Dessin au noir, maître enlumineur © Jean-Luc Leguay

Quel est ton sentiment de lumière préféré ?

J.-L. Leguay : L’éblouissement total d’un coup. Paf ! Dans les cathédrales, au moment où tu sors, il y a une rosace. Pourquoi est-elle là ? C’est pour dire à l’être humain que, quand il va mourir, il verra sa vie défiler. Cette fulgurance, tu la vois comme la dernière étincelle de ton cerveau. Toute ta vie, comme une rosace de lumière.

Spectacle de danse, chorégraphe © Jean-Luc Leguay

Quelle œuvre trouves-tu particulièrement aboutie ?

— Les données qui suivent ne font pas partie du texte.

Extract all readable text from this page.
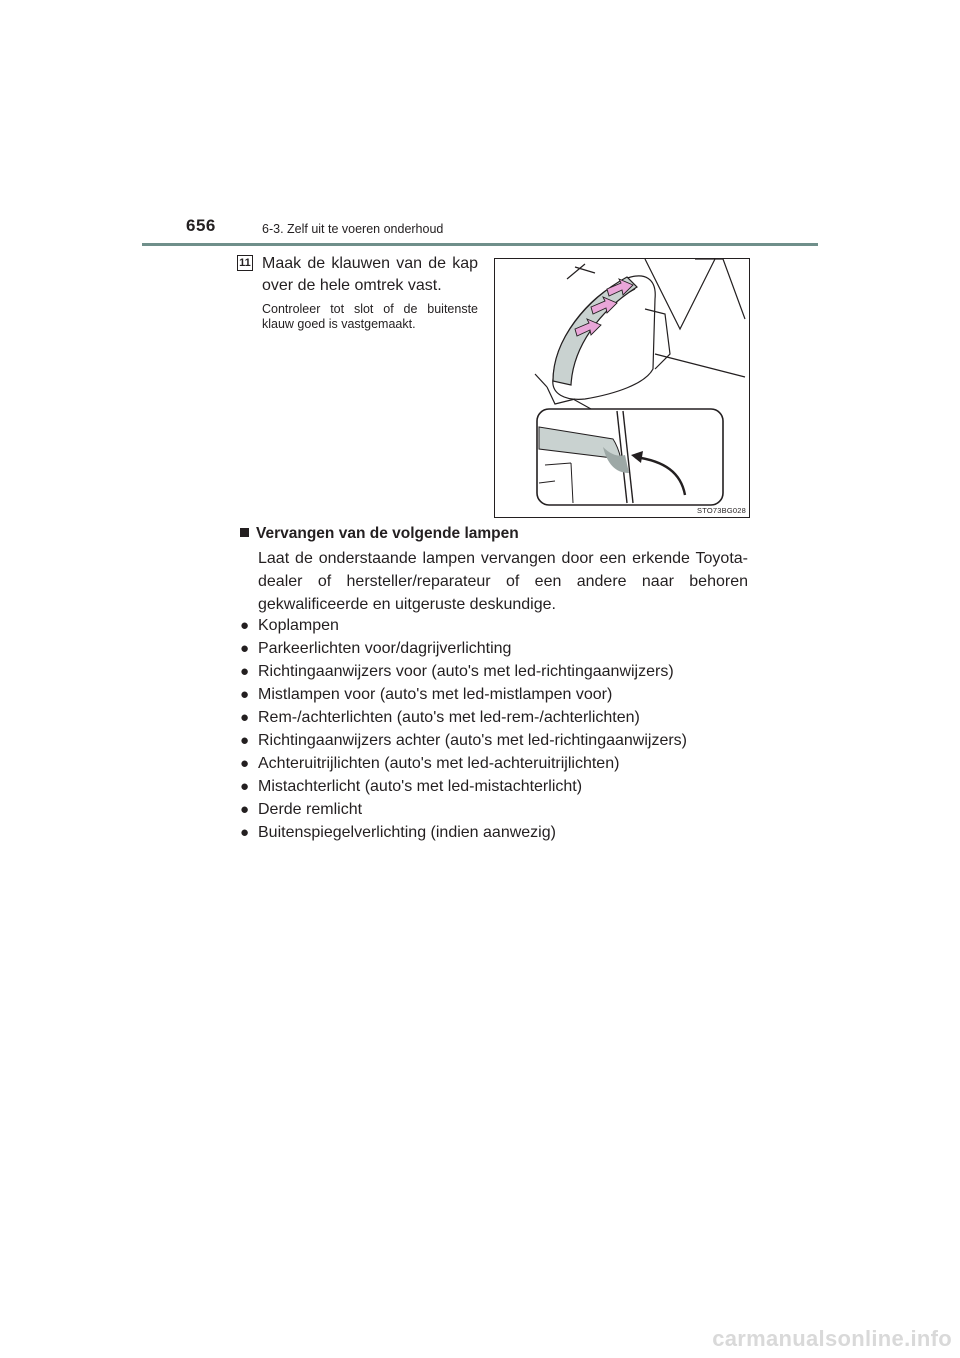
656	6-3. Zelf uit te voeren onderhoud
11 Maak de klauwen van de kap over de hele omtrek vast.
Controleer tot slot of de buitenste klauw goed is vastgemaakt.
STO73BG028
Vervangen van de volgende lampen
Laat de onderstaande lampen vervangen door een erkende Toyota-dealer of hersteller/reparateur of een andere naar behoren gekwalificeerde en uitgeruste deskundige.
● Koplampen
● Parkeerlichten voor/dagrijverlichting
● Richtingaanwijzers voor (auto's met led-richtingaanwijzers)
● Mistlampen voor (auto's met led-mistlampen voor)
● Rem-/achterlichten (auto's met led-rem-/achterlichten)
● Richtingaanwijzers achter (auto's met led-richtingaanwijzers)
● Achteruitrijlichten (auto's met led-achteruitrijlichten)
● Mistachterlicht (auto's met led-mistachterlicht)
● Derde remlicht
● Buitenspiegelverlichting (indien aanwezig)
carmanualsonline.info
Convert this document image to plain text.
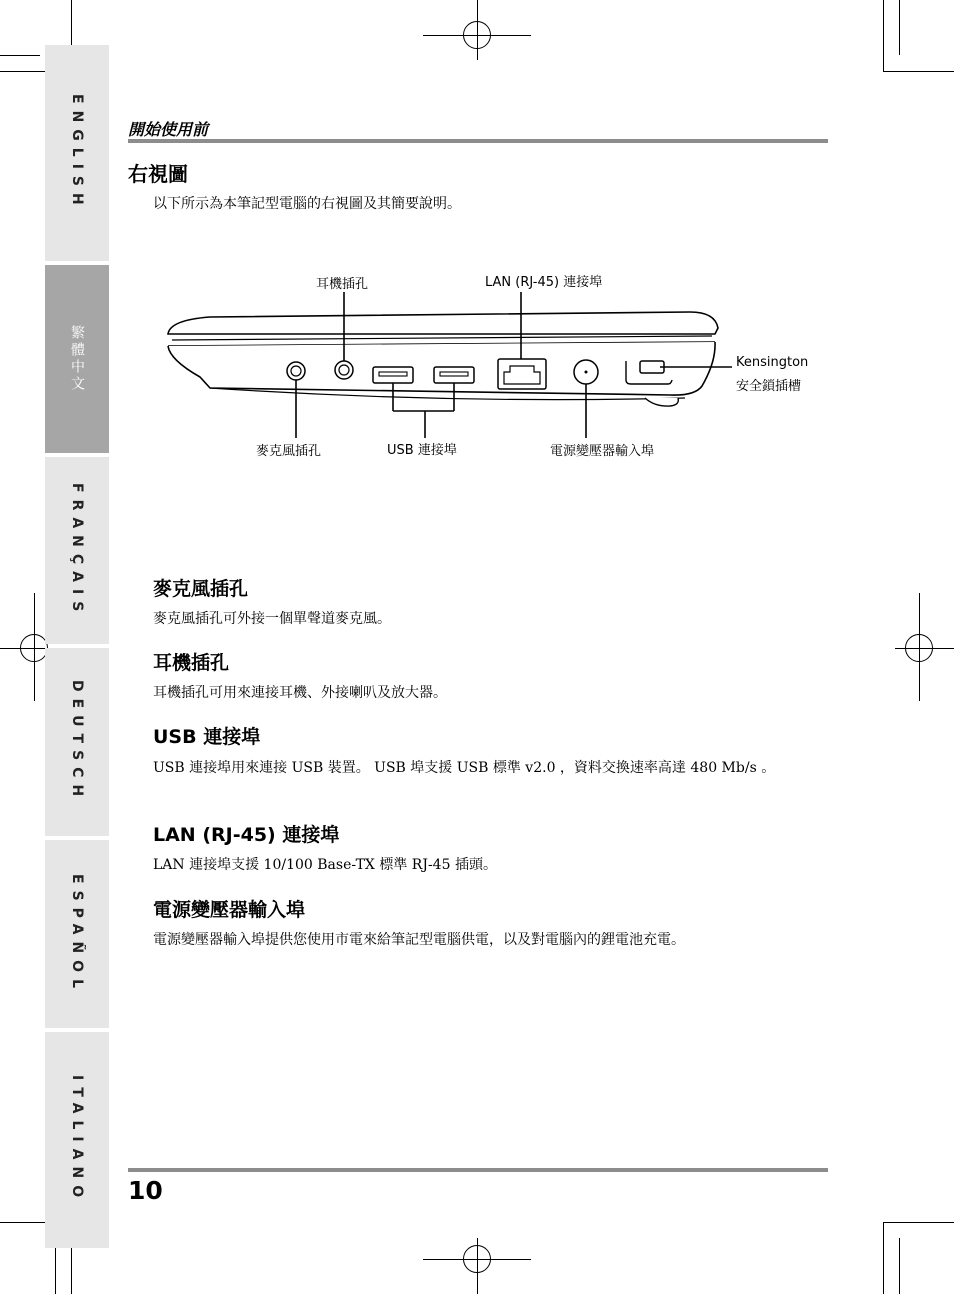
ENGLISH
繁體中文
FRANÇAIS
DEUTSCH
ESPAÑOL
ITALIANO
開始使用前
右視圖
以下所示為本筆記型電腦的右視圖及其簡要說明。
耳機插孔	LAN (RJ-45) 連接埠
Kensington
安全鎖插槽
麥克風插孔	USB 連接埠	電源變壓器輸入埠
麥克風插孔
麥克風插孔可外接一個單聲道麥克風。
耳機插孔
耳機插孔可用來連接耳機、外接喇叭及放大器。
USB 連接埠
USB 連接埠用來連接 USB 裝置。 USB 埠支援 USB 標準 v2.0 ，資料交換速率高達 480 Mb/s 。
LAN (RJ-45) 連接埠
LAN 連接埠支援 10/100 Base-TX 標準 RJ-45 插頭。
電源變壓器輸入埠
電源變壓器輸入埠提供您使用市電來給筆記型電腦供電，以及對電腦內的鋰電池充電。
10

J.-L. Leguay : Toutes les œuvres qui parlent d’ombre et de lumière me parlent. Tu regardes une cathédrale, un temple, la sculpture d’un Bouddha, Rembrandt, Van Gogh, les enluminures du Livre de Kells, les apocalypses, les Beatus des Xe et XIe siècles espagnols…

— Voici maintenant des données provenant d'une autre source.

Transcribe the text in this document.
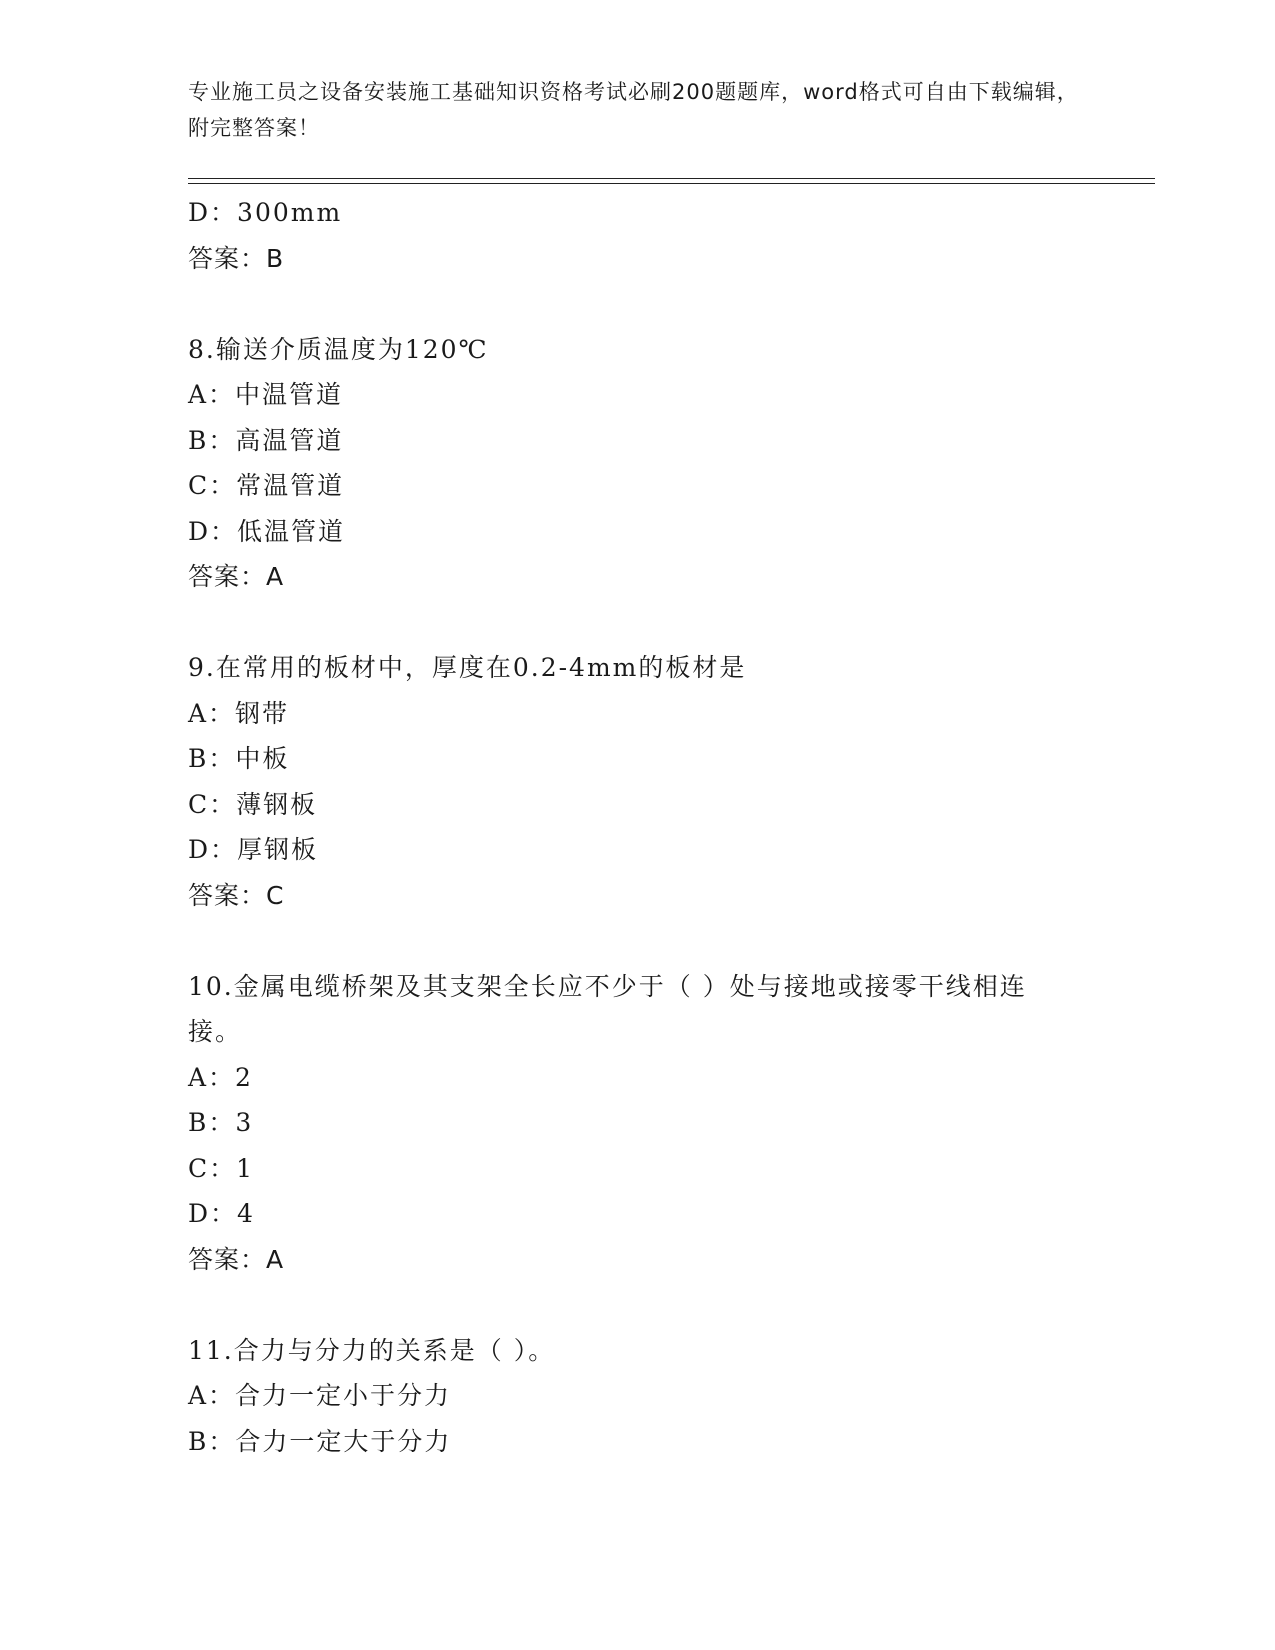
专业施工员之设备安装施工基础知识资格考试必刷200题题库，word格式可自由下载编辑，附完整答案！
D：300mm
答案：B
8.输送介质温度为120℃
A：中温管道
B：高温管道
C：常温管道
D：低温管道
答案：A
9.在常用的板材中，厚度在0.2-4mm的板材是
A：钢带
B：中板
C：薄钢板
D：厚钢板
答案：C
10.金属电缆桥架及其支架全长应不少于（ ）处与接地或接零干线相连接。
A：2
B：3
C：1
D：4
答案：A
11.合力与分力的关系是（ ）。
A：合力一定小于分力
B：合力一定大于分力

Eleven Béatus, en hommage aux victimes du 11 septembre 2001 – Maître enlumineur © Jean-Luc Leguay

Quelle personnalité associée à la lumière est la plus inspirante pour toi ?

J.-L. Leguay : Chez mon père, il y avait des films en seize millimètres, des actualités, des plus anciennes jusqu’à Andreï Roublev de Tarkovski… Je me souviens aussi que ma grand-mère jouait à La Victorine de Nice, et moi j’étais dans les décors de ce monde incroyable.

Film d’animation enluminé peints à la main, maître enlumineur © Jean-Luc Leguay

Quel est ton objet lumineux préféré ?

J.-L. Leguay : Je peux dire celui que je n’aime pas ? C’est mon abat-jour qui est troué. Parce qu’il est trop vieux et que je n’ai pas le temps de le changer. Au lieu de me masquer la source de la lumière, à chaque fois, cela m’éblouit et je ne supporte pas.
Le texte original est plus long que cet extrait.